Saba + Halogen together could enable a bottom-up, employee-owned and initiated way of quickly addressing whatever performance, behavioral or skill gaps are most relevant at any point in time. Saba has robust capabilities around informal learning and social collaboration tools (even social network analysis functionality). Put it together with Halogen Software’s flexibility to support many different performance management models, and you go beyond that “meat and potatoes” passing of performance management process outputs to actionable learning plans. It’s a whole new level of execution that ties together professional development, employee engagement, individual / team performance and business results that include improved organizational agility.

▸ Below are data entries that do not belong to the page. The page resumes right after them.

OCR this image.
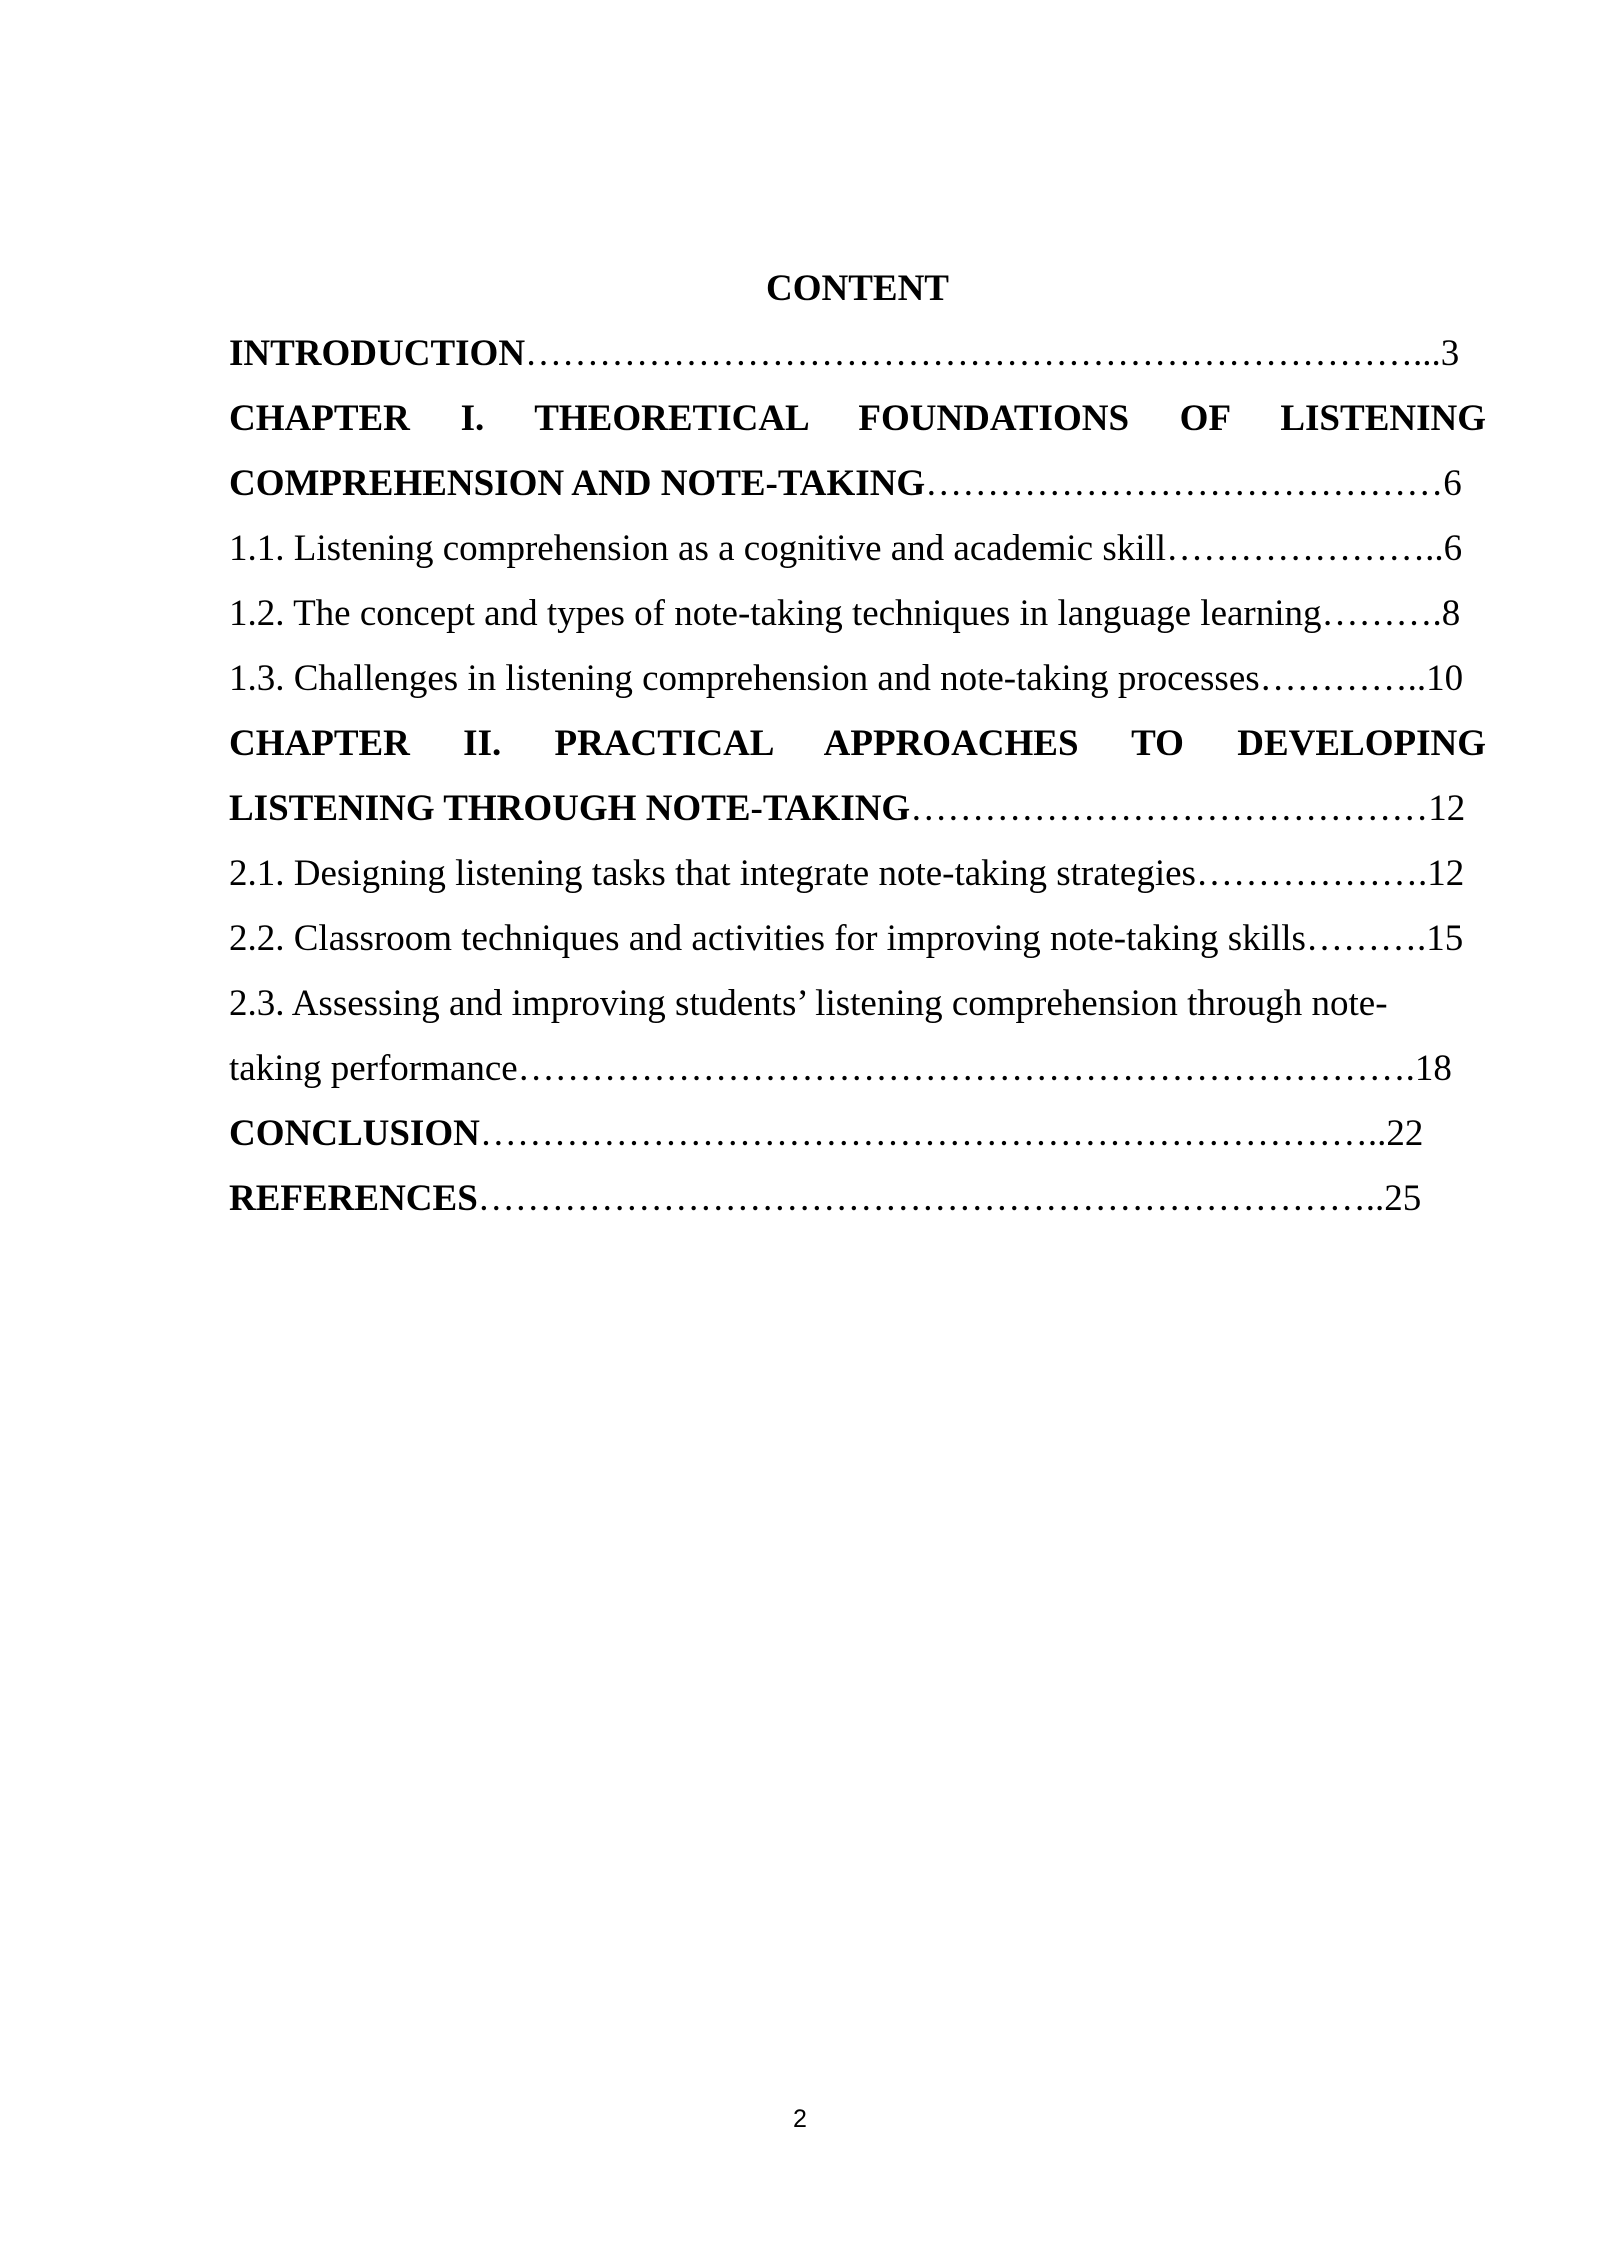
CONTENT
INTRODUCTION………………………………………………………………...3
CHAPTER I. THEORETICAL FOUNDATIONS OF LISTENING
COMPREHENSION AND NOTE-TAKING……………………………………6
1.1. Listening comprehension as a cognitive and academic skill…………………..6
1.2. The concept and types of note-taking techniques in language learning……….8
1.3. Challenges in listening comprehension and note-taking processes…………..10
CHAPTER II. PRACTICAL APPROACHES TO DEVELOPING
LISTENING THROUGH NOTE-TAKING……………………………………12
2.1. Designing listening tasks that integrate note-taking strategies……………….12
2.2. Classroom techniques and activities for improving note-taking skills……….15
2.3. Assessing and improving students’ listening comprehension through note-
taking performance……………………………………………………………….18
CONCLUSION………………………………………………………………..22
REFERENCES………………………………………………………………..25
2
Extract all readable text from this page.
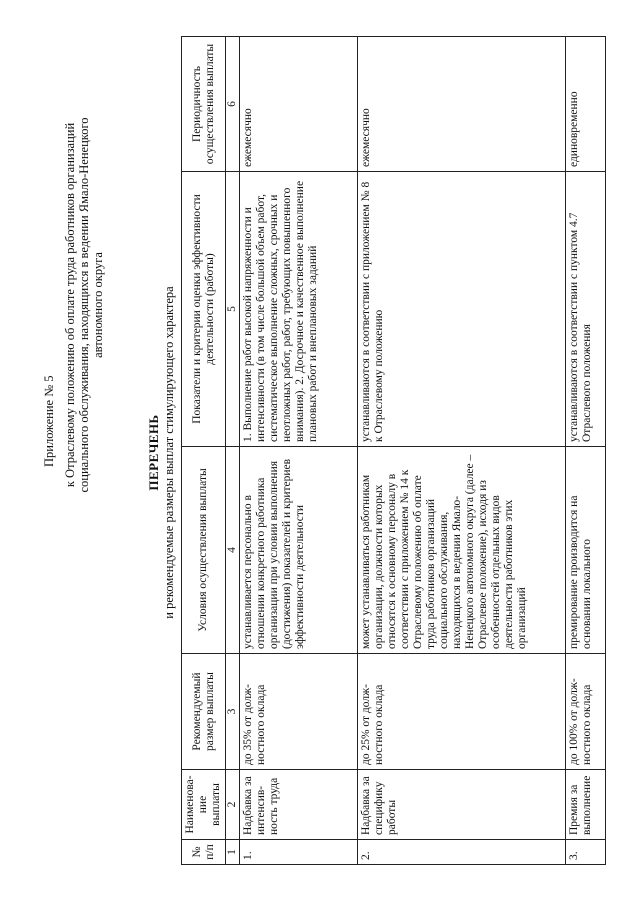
Приложение № 5 к Отраслевому положению об оплате труда работников организаций социального обслуживания, находящихся в ведении Ямало-Ненецкого автономного округа
ПЕРЕЧЕНЬ и рекомендуемые размеры выплат стимулирующего характера
№ п/п	Наименова-ние выплаты	Рекомендуемый размер выплаты	Условия осуществления выплаты	Показатели и критерии оценки эффективности деятельности (работы)	Периодичность осуществления выплаты
1	2	3	4	5	6
1.	Надбавка за интенсив-ность труда	до 35% от долж-ностного оклада	устанавливается персонально в отношении конкретного работника организации при условии выполнения (достижения) показателей и критериев эффективности деятельности	1. Выполнение работ высокой напряженности и интенсивности (в том числе большой объем работ, систематическое выполнение сложных, срочных и неотложных работ, работ, требующих повышенного внимания). 2. Досрочное и качественное выполнение плановых работ и внеплановых заданий	ежемесячно
2.	Надбавка за специфику работы	до 25% от долж-ностного оклада	может устанавливаться работникам организации, должности которых относятся к основному персоналу в соответствии с приложением № 14 к Отраслевому положению об оплате труда работников организаций социального обслуживания, находящихся в ведении Ямало-Ненецкого автономного округа (далее – Отраслевое положение), исходя из особенностей отдельных видов деятельности работников этих организаций	устанавливаются в соответствии с приложением № 8 к Отраслевому положению	ежемесячно
3.	Премия за выполнение	до 100% от долж-ностного оклада	премирование производится на основании локального	устанавливаются в соответствии с пунктом 4.7 Отраслевого положения	единовременно
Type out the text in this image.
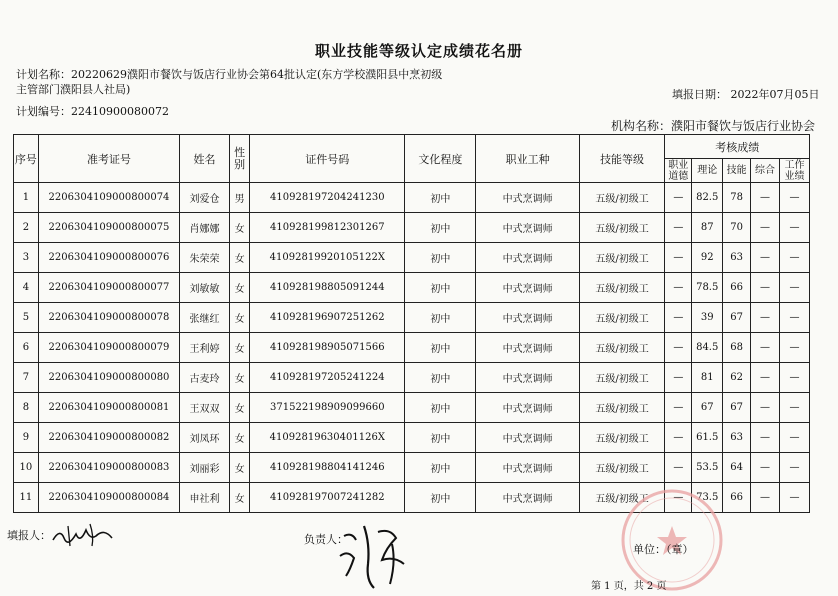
职业技能等级认定成绩花名册
计划名称：20220629濮阳市餐饮与饭店行业协会第64批认定(东方学校濮阳县中烹初级
主管部门濮阳县人社局)	填报日期： 2022年07月05日
计划编号：22410900080072
机构名称：濮阳市餐饮与饭店行业协会
序号	准考证号	姓名	性别	证件号码	文化程度	职业工种	技能等级	考核成绩				
								职业道德	理论	技能	综合	工作业绩
1	2206304109000800074	刘爱仓	男	410928197204241230	初中	中式烹调师	五级/初级工	—	82.5	78	—	—
2	2206304109000800075	肖娜娜	女	410928199812301267	初中	中式烹调师	五级/初级工	—	87	70	—	—
3	2206304109000800076	朱荣荣	女	41092819920105122X	初中	中式烹调师	五级/初级工	—	92	63	—	—
4	2206304109000800077	刘敏敏	女	410928198805091244	初中	中式烹调师	五级/初级工	—	78.5	66	—	—
5	2206304109000800078	张继红	女	410928196907251262	初中	中式烹调师	五级/初级工	—	39	67	—	—
6	2206304109000800079	王利婷	女	410928198905071566	初中	中式烹调师	五级/初级工	—	84.5	68	—	—
7	2206304109000800080	古麦玲	女	410928197205241224	初中	中式烹调师	五级/初级工	—	81	62	—	—
8	2206304109000800081	王双双	女	371522198909099660	初中	中式烹调师	五级/初级工	—	67	67	—	—
9	2206304109000800082	刘凤环	女	41092819630401126X	初中	中式烹调师	五级/初级工	—	61.5	63	—	—
10	2206304109000800083	刘丽彩	女	410928198804141246	初中	中式烹调师	五级/初级工	—	53.5	64	—	—
11	2206304109000800084	申社利	女	410928197007241282	初中	中式烹调师	五级/初级工	—	73.5	66	—	—
填报人：	负责人：
单位：（章）
第 1 页，共 2 页
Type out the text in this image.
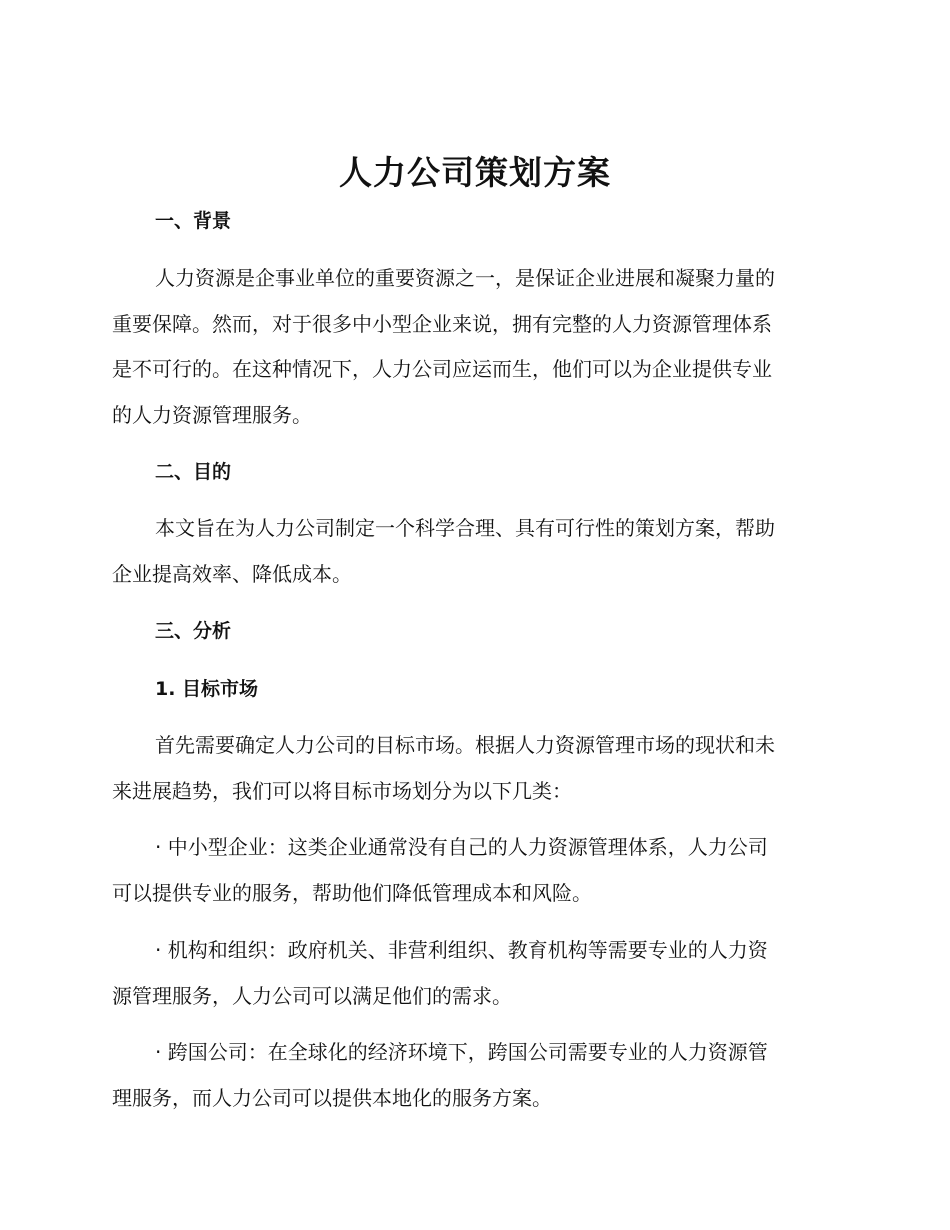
人力公司策划方案
一、背景
人力资源是企事业单位的重要资源之一，是保证企业进展和凝聚力量的
重要保障。然而，对于很多中小型企业来说，拥有完整的人力资源管理体系
是不可行的。在这种情况下，人力公司应运而生，他们可以为企业提供专业
的人力资源管理服务。
二、目的
本文旨在为人力公司制定一个科学合理、具有可行性的策划方案，帮助
企业提高效率、降低成本。
三、分析
1. 目标市场
首先需要确定人力公司的目标市场。根据人力资源管理市场的现状和未
来进展趋势，我们可以将目标市场划分为以下几类：
· 中小型企业：这类企业通常没有自己的人力资源管理体系，人力公司
可以提供专业的服务，帮助他们降低管理成本和风险。
· 机构和组织：政府机关、非营利组织、教育机构等需要专业的人力资
源管理服务，人力公司可以满足他们的需求。
· 跨国公司：在全球化的经济环境下，跨国公司需要专业的人力资源管
理服务，而人力公司可以提供本地化的服务方案。
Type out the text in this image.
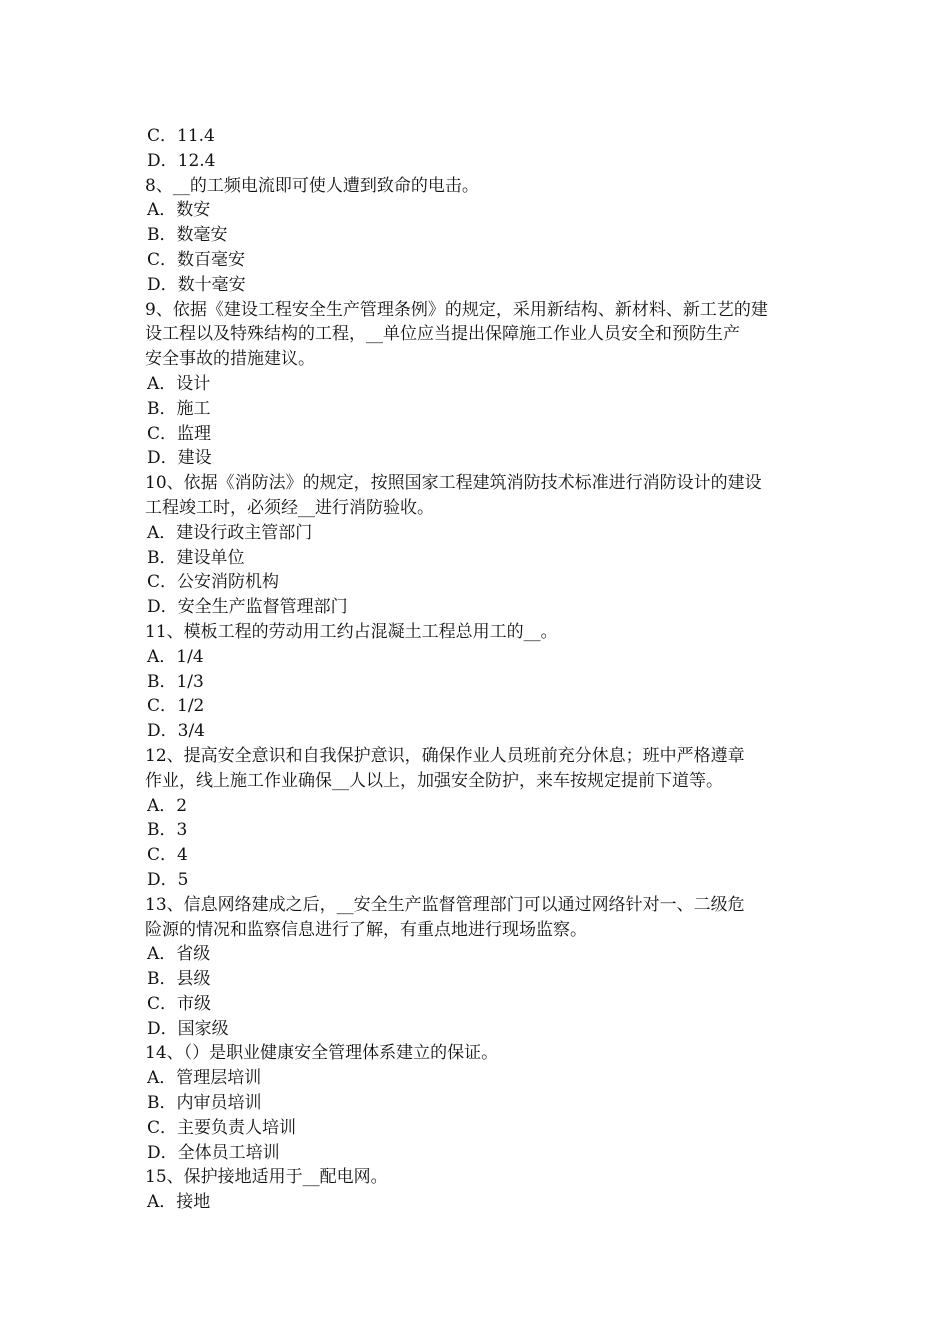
C．11.4
D．12.4
8、__的工频电流即可使人遭到致命的电击。
A．数安
B．数毫安
C．数百毫安
D．数十毫安
9、依据《建设工程安全生产管理条例》的规定，采用新结构、新材料、新工艺的建
设工程以及特殊结构的工程，__单位应当提出保障施工作业人员安全和预防生产
安全事故的措施建议。
A．设计
B．施工
C．监理
D．建设
10、依据《消防法》的规定，按照国家工程建筑消防技术标准进行消防设计的建设
工程竣工时，必须经__进行消防验收。
A．建设行政主管部门
B．建设单位
C．公安消防机构
D．安全生产监督管理部门
11、模板工程的劳动用工约占混凝土工程总用工的__。
A．1/4
B．1/3
C．1/2
D．3/4
12、提高安全意识和自我保护意识，确保作业人员班前充分休息；班中严格遵章
作业，线上施工作业确保__人以上，加强安全防护，来车按规定提前下道等。
A．2
B．3
C．4
D．5
13、信息网络建成之后，__安全生产监督管理部门可以通过网络针对一、二级危
险源的情况和监察信息进行了解，有重点地进行现场监察。
A．省级
B．县级
C．市级
D．国家级
14、（）是职业健康安全管理体系建立的保证。
A．管理层培训
B．内审员培训
C．主要负责人培训
D．全体员工培训
15、保护接地适用于__配电网。
A．接地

Take the example of a mid-level professional being moved from an individual contributor role to one of managing a project team, add-in that the vacancy was unexpected, the project is behind schedule, and there aren’t many other resourcing options. The new project manager can immediately start marshaling peer and team member feedback, coaching and mentoring, broader community or social network support plus other internal and external resources to make this resourcing dilemma a much more manageable issue. Now multiply this unexpected, unplanned scenario by dozens company-wide.

When you can mitigate risk to sustain momentum on key initiatives this way, you have the essence of organizational agility.

Bottom Line: This new pairing of HR Tech players might be the answer for many organizations that are too often held back by their lack of organizational agility.